In early 2019, then-FDA Commissioner Scott Gottlieb indicated that the FDA would act soon to resolve any questions, noting that “[t]he increasing public interest in these products makes it even more important with the passage of this law for the FDA to clarify its regulatory authority over these products.” Although Commissioner Gottlieb left the FDA at the end of March 2019, the FDA has moved ahead with efforts to clarify its policy on hemp derived products. It hosted a public hearing on the topic at the end of May 2019 and the agency is currently reviewing comments to help inform its deliberations regarding the safety and effectiveness of CBD.
The FDA also is evaluating how best to preserve and incentivize research into cannabis and CBD drug development, while considering possible regulatory frameworks to enable non-drug uses, including in foods and dietary supplements. It will likely take the FDA some time to gather and evaluate the necessary data on health and safety before issuing final regulations, but it does not appear that the FDA will release specific guidance on CBD anytime soon.
Nevertheless, ingestible products containing (or claiming to contain) CBD have become widespread—from gummies at the gas station to CBD lattes at the corner coffee shop. Although these products violate FDA regulations, the fact of the matter is that the agency has limited resources to police and enforce its regulations. As a result, the FDA has chosen to focus its energy on bad actors marketing CBD products with unsubstantiated claims that the product can be used in the diagnosis, cure, mitigation, treatment, or prevention of diseases such as cancer, Alzheimer’s disease, psychiatric disorders or diabetes. Before any such claims can be made in marketing or promotional materials, the product must be tested and approved by the FDA. Recently, the agency issued a series of warning letters to companies making untested medical claims.
Apart from ingestible products, there are any number of topical applications, including creams, lotions, and cosmetics, that include CBD. Because these products are not ingested, it appears they fall within the exception for derivatives included in the 2018 Farm Bill. There is, however, one notable exception that is clear: hulled hemp seeds, hemp seed protein, and hemp seed oil are exempt from the FDA restrictions. For any other hemp derivative, including CBD oil, FDA approval must be secured before the product can be legally marketed.
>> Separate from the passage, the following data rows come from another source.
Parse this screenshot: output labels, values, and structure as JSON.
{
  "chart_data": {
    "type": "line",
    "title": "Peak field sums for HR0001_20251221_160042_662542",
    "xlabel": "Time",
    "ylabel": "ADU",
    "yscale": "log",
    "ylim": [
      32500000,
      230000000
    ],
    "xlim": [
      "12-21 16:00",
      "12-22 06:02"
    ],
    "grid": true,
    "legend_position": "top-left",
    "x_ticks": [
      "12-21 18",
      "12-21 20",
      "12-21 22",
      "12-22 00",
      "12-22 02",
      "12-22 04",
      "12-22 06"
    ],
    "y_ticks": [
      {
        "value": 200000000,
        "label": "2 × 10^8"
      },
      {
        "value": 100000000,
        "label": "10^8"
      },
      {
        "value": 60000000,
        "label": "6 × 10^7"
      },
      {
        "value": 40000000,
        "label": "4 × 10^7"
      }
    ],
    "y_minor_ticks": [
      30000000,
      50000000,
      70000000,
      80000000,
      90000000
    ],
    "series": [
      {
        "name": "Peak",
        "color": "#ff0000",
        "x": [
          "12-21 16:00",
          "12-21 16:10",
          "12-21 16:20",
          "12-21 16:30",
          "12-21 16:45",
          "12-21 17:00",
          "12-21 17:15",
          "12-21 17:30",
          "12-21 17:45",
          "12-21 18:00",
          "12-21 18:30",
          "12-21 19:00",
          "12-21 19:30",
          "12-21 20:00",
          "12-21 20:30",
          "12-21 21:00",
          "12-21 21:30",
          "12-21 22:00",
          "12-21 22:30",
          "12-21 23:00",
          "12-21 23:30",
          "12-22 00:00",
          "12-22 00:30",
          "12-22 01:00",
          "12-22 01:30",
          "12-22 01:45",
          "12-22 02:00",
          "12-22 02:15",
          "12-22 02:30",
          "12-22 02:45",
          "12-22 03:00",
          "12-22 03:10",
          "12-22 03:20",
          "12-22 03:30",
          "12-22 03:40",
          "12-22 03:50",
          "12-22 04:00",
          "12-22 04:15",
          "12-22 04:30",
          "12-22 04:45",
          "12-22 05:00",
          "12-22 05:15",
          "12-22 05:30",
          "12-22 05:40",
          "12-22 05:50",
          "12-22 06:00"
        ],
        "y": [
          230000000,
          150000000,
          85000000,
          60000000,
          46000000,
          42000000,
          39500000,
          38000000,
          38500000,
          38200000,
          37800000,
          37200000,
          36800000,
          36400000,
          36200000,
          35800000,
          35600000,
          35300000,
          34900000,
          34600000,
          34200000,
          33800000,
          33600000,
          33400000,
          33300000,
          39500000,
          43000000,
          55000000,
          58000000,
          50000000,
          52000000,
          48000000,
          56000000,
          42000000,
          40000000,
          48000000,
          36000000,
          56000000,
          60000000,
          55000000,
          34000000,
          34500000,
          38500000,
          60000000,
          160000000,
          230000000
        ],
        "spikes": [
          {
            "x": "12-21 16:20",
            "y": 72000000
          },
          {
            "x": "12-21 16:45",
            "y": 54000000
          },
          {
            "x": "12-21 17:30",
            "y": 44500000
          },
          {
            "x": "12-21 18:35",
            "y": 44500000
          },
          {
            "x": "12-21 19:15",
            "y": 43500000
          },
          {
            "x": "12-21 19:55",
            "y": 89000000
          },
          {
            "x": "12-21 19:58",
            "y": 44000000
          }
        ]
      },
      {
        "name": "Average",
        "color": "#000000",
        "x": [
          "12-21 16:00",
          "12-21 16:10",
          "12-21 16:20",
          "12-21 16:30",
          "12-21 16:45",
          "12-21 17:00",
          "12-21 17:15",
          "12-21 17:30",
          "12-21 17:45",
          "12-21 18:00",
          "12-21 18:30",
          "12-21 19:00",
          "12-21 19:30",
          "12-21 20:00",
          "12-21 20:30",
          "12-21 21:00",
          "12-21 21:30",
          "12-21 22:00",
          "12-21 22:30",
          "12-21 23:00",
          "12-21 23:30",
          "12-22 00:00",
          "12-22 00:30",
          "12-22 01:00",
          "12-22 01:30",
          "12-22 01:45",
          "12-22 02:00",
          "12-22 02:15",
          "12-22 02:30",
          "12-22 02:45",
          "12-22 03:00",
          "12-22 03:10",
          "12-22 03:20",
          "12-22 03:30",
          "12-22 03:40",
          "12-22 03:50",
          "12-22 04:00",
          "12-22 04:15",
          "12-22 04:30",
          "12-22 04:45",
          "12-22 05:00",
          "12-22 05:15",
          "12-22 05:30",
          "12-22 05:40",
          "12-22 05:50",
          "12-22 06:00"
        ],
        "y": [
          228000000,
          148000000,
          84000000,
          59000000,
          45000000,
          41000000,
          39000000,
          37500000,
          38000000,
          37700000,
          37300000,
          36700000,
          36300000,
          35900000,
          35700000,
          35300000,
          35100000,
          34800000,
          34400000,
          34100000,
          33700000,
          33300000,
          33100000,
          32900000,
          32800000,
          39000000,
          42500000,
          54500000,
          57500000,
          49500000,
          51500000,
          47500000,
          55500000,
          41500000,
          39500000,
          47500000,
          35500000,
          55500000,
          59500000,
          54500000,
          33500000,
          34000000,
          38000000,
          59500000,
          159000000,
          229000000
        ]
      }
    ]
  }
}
When it issued the interim final rule, USDA pointed out that the great interest in hemp production is driven by the potential high returns from sales of hemp. Hemp, it turns out, is a viable replacement for tobacco, making it attractive to tobacco farmers looking for a replacement crop as the use of tobacco declines. Hemp also can be used in flooring, insulation and other products used in the construction business, making it an appealing and less expensive alternative for existing products that are petroleum-derivative. And the demand for CBD made from hemp is clearly increasing. However, the regulatory framework is still settling and requires vigilance on the part of compliance officers to know the risks and how to mitigate them.
The key for bankers: wait and watch.